Thursday, November 11, 2021

Darkest Dungeon Gear Packages, and some thoughts on creativity

 Link at the end of the post if you're feeling anxious, I'm gonna ramble for a bit first.

Carrying the Flame by ADePietro

Darkest Dungeon is a really great game. I bought all of it's DLCs, sunk a couple hundred hours in it, the whole idea. For those unfamiliar with it, it's a roguelite dungeon crawler with cosmic horror elements set in a medieval fantasy world. The player is the heir of a distant property that was abandoned a while ago, and in hopes of cleansing the horrible creatures that dwell in the ruins, you hire all kinds of people that are despaired and broken enough to accept the job.

The gameplay loop is divided in two parts: First you form a band of heroes and delve into the dungeons to clear it of monsters and recover treasures. Then on the outside you manage your resources and your rooster of heroes, buying upgrades and gear.

Great, ain't? Also quite familiar. 

Naturally, after playing for a short while I was already considering that it was a great concept to be used for a TTRPG (Red Hook Games seems to agree). After playing the game more, I concluded there were two main ways to use the setting as an RPG:

  • First option is to focus on the human aspect of the characters, what goes on their minds while going on this hellish task, what brought them here. It's very story game-y, both Torchbearer and Heart: The City Beneath have a similar premise.
  • Second, and more interesting to me and the average reader of this blog, is to do some good old-school dungeon crawling, and just sprinkle some (more?) horror aspects in it. Best Left Buried comes awfully close to it, but it's not a game I'm particular fond of.

Choosing the second option, I ventured into the idea of writing a hack. I had a pletora of good systems to use as a base: Knave, Maze Rats, The Black Hack, and many others could execute the premise really well. Eventually I choose Into the Odd, because it maps some of the mechanics perfectly, and as you already know, it's my favorite RPG. I started tinkering with how I would execute the classes, how the stress mechanic would look like, if I was gonna incorporate the quirk subsystem... and then it died. 

In this amazing article by Skerples, while analyzing his failed project Space 1977, he claims that he could have finished the project and managed to sell it, but it would be a lie because it's flawed. When I first read that, I didn't understand the feeling at all. Why not publish something if it's interesting enough for people to buy it? Sure, it might not be perfect, but not everything needs to be a masterpiece, it's fine to be "good enough". Hell, most of the stuff we consume is just that.

Well, a year later and after reflecting for a couple weeks on why I left "Into the Darkest" to gather dust, I can say that I understand what Skerples was saying.

Official Red Hook Games art

The Lies You Tell Yourself


Well, I could write that hack, playtest  and refine it until it was good enough to see the light and publish it. I would even have made a series of funny blogposts about the whole process. People would clap me in the back and say "Good job Xenio! This is good, you translated the DD experience well" and will feel good about myself. Maybe it would draw enough attention that I could actually sell it, get art and a decent layout, make it my first actually published RPG work. I would then cry and hug my loved ones, telling then that I made a dream come true.

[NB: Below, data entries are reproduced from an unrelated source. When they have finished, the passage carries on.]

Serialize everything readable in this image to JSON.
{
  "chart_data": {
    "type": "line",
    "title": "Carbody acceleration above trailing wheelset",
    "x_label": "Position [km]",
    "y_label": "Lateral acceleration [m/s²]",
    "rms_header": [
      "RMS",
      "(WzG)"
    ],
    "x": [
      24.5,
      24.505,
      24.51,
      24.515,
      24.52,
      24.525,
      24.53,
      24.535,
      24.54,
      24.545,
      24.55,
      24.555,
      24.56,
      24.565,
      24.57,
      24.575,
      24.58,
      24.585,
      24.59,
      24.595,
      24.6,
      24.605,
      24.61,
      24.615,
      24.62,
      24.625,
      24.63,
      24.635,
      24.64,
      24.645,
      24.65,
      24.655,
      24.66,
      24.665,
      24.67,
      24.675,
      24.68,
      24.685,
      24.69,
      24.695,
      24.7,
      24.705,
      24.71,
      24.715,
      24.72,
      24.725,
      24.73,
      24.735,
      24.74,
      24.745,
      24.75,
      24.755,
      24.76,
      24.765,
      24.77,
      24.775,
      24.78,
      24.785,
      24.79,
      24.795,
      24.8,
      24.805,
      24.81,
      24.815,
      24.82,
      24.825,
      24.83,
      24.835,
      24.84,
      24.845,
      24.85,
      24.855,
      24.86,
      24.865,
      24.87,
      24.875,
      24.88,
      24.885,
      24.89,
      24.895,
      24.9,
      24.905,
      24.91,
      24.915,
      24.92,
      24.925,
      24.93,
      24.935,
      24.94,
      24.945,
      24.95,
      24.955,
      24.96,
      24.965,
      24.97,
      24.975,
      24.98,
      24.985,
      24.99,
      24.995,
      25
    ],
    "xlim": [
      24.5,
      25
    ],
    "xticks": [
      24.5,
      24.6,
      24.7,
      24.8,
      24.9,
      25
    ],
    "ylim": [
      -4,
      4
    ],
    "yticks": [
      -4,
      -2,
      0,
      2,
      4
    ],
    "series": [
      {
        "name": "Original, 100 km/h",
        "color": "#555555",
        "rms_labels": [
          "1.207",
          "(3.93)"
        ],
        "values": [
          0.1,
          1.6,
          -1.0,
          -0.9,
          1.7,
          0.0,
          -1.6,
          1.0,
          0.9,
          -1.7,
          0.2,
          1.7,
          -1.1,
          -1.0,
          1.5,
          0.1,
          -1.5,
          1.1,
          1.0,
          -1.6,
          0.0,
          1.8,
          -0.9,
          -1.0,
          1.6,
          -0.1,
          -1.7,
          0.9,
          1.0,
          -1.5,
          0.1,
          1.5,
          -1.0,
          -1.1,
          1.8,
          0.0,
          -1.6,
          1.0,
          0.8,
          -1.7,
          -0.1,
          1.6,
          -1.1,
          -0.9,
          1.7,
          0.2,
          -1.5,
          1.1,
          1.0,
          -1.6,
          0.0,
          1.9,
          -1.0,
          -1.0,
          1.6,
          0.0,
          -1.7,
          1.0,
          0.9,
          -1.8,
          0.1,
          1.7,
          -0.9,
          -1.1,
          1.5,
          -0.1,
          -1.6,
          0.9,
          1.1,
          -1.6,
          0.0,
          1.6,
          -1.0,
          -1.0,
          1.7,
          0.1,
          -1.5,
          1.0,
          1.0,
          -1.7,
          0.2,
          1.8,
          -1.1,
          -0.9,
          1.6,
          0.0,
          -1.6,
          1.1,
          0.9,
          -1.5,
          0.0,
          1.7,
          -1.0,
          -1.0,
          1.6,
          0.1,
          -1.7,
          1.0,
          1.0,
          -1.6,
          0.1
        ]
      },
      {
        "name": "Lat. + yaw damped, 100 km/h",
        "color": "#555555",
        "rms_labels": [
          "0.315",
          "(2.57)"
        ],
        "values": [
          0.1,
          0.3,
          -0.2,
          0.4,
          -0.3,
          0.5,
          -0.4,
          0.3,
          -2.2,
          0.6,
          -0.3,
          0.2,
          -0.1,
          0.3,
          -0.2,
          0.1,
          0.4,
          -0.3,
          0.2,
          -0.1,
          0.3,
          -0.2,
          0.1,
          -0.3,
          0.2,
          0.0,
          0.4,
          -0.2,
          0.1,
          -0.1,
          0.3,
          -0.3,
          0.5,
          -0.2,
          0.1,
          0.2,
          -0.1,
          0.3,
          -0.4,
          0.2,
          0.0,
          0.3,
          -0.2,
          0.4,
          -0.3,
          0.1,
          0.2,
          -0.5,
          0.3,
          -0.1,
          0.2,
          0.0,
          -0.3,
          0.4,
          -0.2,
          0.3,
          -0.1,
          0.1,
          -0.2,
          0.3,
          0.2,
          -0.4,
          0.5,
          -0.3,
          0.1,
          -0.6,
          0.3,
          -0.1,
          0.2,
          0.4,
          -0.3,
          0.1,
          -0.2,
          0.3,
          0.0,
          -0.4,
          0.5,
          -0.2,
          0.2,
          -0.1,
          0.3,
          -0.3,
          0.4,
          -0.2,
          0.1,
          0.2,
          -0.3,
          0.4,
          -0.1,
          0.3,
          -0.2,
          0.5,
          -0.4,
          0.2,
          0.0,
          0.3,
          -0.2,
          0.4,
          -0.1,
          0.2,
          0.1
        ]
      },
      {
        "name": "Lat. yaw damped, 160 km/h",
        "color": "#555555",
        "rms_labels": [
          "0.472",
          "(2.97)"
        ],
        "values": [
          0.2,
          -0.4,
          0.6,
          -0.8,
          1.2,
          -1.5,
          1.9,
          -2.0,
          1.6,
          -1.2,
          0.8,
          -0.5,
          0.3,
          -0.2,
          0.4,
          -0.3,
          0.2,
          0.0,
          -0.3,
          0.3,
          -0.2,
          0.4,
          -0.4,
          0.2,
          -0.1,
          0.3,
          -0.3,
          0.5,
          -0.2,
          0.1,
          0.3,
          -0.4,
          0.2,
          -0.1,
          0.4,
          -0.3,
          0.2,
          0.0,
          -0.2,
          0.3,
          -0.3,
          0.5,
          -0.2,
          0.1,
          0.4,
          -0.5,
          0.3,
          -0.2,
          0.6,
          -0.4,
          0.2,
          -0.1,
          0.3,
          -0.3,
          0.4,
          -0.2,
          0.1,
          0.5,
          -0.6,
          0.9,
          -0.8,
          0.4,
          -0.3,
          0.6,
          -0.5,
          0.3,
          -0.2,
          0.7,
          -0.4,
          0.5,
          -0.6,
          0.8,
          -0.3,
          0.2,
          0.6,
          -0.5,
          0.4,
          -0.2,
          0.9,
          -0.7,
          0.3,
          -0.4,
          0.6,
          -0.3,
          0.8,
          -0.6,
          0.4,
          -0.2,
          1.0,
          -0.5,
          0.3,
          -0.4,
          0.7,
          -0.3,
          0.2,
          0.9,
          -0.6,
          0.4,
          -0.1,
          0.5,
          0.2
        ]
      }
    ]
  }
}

Well, that was what I told to my daydreaming self, but it's not necessarily true.

The hack would have been decent, and for sure will earn me some compliments. But being honest about it, it wouldn't really add anything of value to its inspirations. You would be better off playing your dungeon crawler of choice with just some light homebrew to fit the setting. I mentioned early that I don't like Best Left Buried, and while my own hack would fit my own tastes better, it would be mediocre at best, just like BLB. Is that what I wanted to make? A game that I didn't like?

Of course, that line didn't cross my head. But some part of me understood the truth, and pushed the idea away to some dusty corner of my mind. Only recently the release of Darkest Dungeon II made me revisit those notes, and then I came to the conclusion I write here now.

"Suffer not the lame horse, nor the broken man."

And then, what's left? 

Cairn came around and become my favorite interpretation of the ItO engine. It also inspired some great gear packages, demonstrating how much you can convey setting and tone with equipment. If had concluded that the best way to do DD was to simply use your favorite dungeon crawler game, so I grabbed my old ideas and made a gear loadouts of then. 

There's only two new things here: First, along with the itens each class has a single special ability, it's just something simple that cannot be destroyed or taken away, and helps convey things you can't do with an item.
Secondly, I added a simple house rule to handle stress, since it's paramount to the game. It's was downright copied from Meteor, AwkwardTurtle's mashup of Cairn and Mothership (that you should definitely check out, it's awesome).


AND FINALLY, the link: Into the Darkest


I'll probably run some games with it, I already have a friend interested. If you want monsters someone converted the whole games's bestiary to 5e, which you can easily convert with the advice found here and here.